The US aeronautical manufacturer Boeing lost 628 million dollars (about 580 million euros) in the first quarter of 2020, compared to the 2,149 million (1,980 million euros) it earned in the same period last year, due to the COVID-19 pandemic and the stoppage of 737 MAX aircraft.
CThe firm announced on Wednesday that its turnover between January and March fell 26% year-on-year to 16,908 million (14,590 million euros), adding that it has a negative operating cash flow of 4,300 million (3,965 million euros). , but noted that it is “actively exploring all available options” to obtain liquidity and finance its operations.
“The COVID-19 pandemic is affecting all aspects of our business, including demand from customer airlines, continuity of production and stability of the supply chain,” explained Boeing CEO David Calhoun, who said he is focused on the “health and safety” of his employees and the community.
Although the pandemic is adding “unprecedented pressure,” the firm says it is confident in its “long-term future” and is “making progress on a safe return to service for the 737 MAX,” Calhoun added.

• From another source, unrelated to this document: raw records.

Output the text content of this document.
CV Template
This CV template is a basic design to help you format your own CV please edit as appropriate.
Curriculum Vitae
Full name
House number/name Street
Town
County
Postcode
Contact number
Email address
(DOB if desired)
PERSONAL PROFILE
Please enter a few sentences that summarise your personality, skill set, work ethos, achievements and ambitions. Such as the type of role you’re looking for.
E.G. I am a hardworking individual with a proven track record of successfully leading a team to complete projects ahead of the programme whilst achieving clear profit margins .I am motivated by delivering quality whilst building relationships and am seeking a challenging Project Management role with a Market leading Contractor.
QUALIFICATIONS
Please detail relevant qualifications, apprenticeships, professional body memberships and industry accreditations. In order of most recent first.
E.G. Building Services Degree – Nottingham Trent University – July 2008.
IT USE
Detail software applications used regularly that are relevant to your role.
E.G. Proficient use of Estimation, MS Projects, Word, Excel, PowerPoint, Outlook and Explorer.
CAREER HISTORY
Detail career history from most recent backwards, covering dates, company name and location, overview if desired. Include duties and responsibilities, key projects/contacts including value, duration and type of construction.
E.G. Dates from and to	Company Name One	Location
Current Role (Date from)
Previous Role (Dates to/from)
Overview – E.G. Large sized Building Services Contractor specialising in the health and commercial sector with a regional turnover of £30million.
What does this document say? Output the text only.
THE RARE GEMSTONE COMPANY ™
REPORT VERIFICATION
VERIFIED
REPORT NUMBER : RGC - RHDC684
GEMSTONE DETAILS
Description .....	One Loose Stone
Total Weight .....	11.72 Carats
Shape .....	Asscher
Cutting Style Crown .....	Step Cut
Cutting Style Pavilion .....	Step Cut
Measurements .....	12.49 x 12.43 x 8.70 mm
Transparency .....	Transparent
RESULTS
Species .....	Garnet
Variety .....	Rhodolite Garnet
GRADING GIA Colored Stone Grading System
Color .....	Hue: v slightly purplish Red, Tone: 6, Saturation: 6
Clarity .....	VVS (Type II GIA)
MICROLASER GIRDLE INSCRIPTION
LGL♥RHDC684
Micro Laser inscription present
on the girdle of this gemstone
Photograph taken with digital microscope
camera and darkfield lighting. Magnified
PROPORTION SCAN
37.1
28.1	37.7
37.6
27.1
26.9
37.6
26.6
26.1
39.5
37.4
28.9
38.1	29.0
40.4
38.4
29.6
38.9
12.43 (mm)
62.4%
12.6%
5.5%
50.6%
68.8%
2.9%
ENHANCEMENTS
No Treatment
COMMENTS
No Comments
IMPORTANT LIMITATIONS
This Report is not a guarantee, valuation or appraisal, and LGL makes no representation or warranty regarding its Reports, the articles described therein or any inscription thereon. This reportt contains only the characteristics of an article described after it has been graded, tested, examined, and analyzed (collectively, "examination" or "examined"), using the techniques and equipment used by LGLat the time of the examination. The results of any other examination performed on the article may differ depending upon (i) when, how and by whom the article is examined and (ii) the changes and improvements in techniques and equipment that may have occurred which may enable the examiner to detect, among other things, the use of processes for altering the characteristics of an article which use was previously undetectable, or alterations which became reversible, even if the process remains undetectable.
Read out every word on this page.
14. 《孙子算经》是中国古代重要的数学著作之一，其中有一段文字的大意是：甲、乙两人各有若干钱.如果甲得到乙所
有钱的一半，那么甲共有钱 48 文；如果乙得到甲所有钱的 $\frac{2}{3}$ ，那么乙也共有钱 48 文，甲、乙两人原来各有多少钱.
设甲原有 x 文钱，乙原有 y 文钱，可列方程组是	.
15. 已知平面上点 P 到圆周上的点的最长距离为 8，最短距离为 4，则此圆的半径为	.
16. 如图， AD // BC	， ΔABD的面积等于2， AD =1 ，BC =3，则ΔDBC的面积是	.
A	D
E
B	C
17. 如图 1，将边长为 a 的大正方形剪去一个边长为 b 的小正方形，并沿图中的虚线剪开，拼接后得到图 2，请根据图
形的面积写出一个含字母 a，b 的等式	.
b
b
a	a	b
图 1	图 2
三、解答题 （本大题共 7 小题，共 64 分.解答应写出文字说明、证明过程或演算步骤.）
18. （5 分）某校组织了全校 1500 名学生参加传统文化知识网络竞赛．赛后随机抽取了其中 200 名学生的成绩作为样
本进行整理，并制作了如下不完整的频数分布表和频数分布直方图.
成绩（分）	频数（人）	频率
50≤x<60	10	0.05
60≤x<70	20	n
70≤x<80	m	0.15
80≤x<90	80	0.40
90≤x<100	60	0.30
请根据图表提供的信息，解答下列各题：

Boeing’s main business, commercial aviation, entered 6,205 million dollars (48% less), and its operating margin has plummeted to -33% due to the lower volume of deliveries and the accumulation of costs, including the 797 million of the production stoppage of the 737 MAX and 137 million of the interruption of operations that the pandemic has imposed on its plants.
Boeing indicated that it will resume production of the 737 MAX at a low rate “in 2020”, without specifying dates and as the environment improves, and will increase it to 31 units per month in 2021, and reported that the costs of maintaining the outside its star model on the ground they reach almost 5,000 million dollars (about 4,600 million euros).
The Chicago-based company highlighted the reduction in passenger traffic that airlines are suffering due to the coronavirus, which has a “significant impact on the demand for new commercial aircraft and services” as they are delaying their purchases, slowing deliveries and postponing maintenance of appliances.
The corporate has taken measures to face the “new reality of the market”, such as reducing its production rate, restructuring its command team and offering incentive exits to its staff, in addition to requesting a long-term loan, cutting costs and expenses, suspend share buybacks and dividends, and “eliminate the salary” of its chief executive officer and president.